Iedere hogere in rang of goeroe, probeert je in zijn
tempel ... lees tent ... binnen te krijgen. Daar staan ze dan, in hunne
flikkie, helemaal met as ingesmeerd. Echt wel een gek gezicht, hoor.
Hey mister, please come, which country?
Dat zijn hun lokwoorden. Ik trap er in, ga binnen en
laat me zegenen met hun asse.
Wat hij allemaal zegt? Dat weet ik niet. Want hij is
zo stoned als een aap.
Dan vervolgen we onze weg naar het water. Nu en daar
gaat het gebeuren. Je ziet dat Pralad zenuwachtig wordt. Hij wil dit graag. Dat
had hij mij al verteld. Hij is gespannen.
We moeten nu een bootje nemen, dat ons naar de
heilige plaats brengt. Het is ergens midden in de ghanges. Die voor dit
festival trouwens een beetje droog gelegd is.
Eénmaal daar aan gekomen, twijfelt onze Indiër geen
moment. Hij kleedt zich uit, en springt in het water, zodat hij kan
ondergedompeld worden.
Nu is het jou beurt, roept hij mij toe, en doet
teken dat ik moet komen.
Even twijfel ik. Maar dan komt mijn gezond verstand
naar boven, en hou ik me in.
Wat ik toen allemaal dacht, dat wil je niet weten.

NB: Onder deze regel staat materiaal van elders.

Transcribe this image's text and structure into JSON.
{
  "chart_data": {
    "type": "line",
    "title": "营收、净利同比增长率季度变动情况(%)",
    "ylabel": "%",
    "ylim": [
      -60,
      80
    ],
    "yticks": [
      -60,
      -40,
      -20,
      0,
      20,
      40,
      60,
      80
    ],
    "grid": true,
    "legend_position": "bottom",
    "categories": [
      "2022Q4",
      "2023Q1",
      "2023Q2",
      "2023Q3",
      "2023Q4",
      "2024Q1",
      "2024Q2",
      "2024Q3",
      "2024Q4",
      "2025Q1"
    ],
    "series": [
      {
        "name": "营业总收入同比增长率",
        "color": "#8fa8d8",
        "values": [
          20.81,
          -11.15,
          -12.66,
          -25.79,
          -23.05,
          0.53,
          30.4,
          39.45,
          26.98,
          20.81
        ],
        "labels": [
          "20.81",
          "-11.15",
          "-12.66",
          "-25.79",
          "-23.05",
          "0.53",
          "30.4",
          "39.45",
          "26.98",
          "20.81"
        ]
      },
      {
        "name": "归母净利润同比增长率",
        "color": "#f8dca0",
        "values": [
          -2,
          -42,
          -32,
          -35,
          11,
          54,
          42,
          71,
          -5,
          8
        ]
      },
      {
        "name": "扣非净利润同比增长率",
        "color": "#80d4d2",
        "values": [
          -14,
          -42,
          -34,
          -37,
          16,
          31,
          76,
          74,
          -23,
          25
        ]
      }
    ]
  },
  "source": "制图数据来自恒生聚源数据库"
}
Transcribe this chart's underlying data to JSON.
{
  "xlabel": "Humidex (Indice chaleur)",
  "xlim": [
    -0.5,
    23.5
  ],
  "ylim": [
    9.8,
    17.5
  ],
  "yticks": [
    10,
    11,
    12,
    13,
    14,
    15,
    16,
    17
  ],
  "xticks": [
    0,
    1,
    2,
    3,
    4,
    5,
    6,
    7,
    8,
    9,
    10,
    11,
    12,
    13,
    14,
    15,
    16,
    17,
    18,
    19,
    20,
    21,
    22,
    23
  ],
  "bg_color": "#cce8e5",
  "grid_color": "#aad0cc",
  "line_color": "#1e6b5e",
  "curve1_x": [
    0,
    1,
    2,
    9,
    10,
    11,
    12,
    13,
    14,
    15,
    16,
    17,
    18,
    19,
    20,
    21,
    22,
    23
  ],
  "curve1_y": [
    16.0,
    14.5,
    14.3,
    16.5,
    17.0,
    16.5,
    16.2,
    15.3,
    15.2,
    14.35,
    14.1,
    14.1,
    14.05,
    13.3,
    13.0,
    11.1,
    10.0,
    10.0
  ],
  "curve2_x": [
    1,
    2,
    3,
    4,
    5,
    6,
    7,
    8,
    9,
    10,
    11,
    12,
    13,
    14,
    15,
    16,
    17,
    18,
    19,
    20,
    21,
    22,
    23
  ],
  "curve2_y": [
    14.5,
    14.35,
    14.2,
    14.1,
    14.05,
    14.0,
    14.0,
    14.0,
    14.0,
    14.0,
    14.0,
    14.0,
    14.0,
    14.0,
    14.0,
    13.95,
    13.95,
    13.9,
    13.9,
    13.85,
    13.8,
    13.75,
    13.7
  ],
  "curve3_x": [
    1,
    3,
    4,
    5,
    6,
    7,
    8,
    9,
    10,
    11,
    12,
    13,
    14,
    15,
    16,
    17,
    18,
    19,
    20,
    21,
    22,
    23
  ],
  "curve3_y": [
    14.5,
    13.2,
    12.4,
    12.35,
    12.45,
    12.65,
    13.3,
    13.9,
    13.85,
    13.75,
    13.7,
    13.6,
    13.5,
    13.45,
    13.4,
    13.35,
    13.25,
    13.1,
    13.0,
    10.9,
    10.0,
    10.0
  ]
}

Maar ik ben in geen geval dat water in gegaan. Sorry, een volgende keer
misschien. Dat is binnen 12 jaar.
Echt uniek, deze ervaring. Een voltreffer voor mij.
Weer
heel vroeg wakker geworden vanmorgen. Ik heb eigenlijk nog geen enkele keer
goed en lang geslapen. Ik mis echt Anja wel hoor. Het blijft toch moeilijk zo
alleen slapen, als je dat niet gewend bent.
Al
om 9h00 vanochtend waren we op pad. Weer maar eens die zandbak ingetrokken,
want dit deel van India is echt wel erg. Een zandbak en allemaal off-road
wegen. We hotsen van links naar rechts en boven naar onder. Geen moment kan ik
me los laten in de auto, of ik vlieg tegen het raam.
Ik
heb deze laatste dagen al meer zandstof gevreten dan in mijnheel leven, denk ik.
Onderweg
stoppen we zodat ik wat banaatjes kan kopen. Ik ben heel even onvoorzichtig en
heb niet zo goed het verkeer in de gaten. Eén of andere gek rijdt me gewoon
bijna omver. Hij doet geeneens moeite om mij te ontwijken of te stoppen. Hij
geeft nog gewoon extra gas bij. Idioot, roep ik hem nog toe. Ik kan gelukkig
nog net aan de klap ontspringen. Het scheelde echt geen haar. Ik was er niet
goed van en zag zo bleek als krijt. Ik moest echt naar adem snakken. Zo was ik
geschrokken.
Ik
heb het nu voorlopig wel gehad met India en die Indiërs.
We
zetten onze tocht verder naar de startplaats van de boottocht. Onderweg komen
we voor een spooroverweg te staan waarvan de slagbomen dicht zijn.
Niemand
of niets houdt zich hieraan natuurlijk. Elk voertuig dat onder de slagbomen
door kan, doet dan ook gewoon. Toch een rare gang van zaken hier, hoor.
Ik
begin nu toch een beetje naar beschaving te snakken. Ik ben het "onbesnutste"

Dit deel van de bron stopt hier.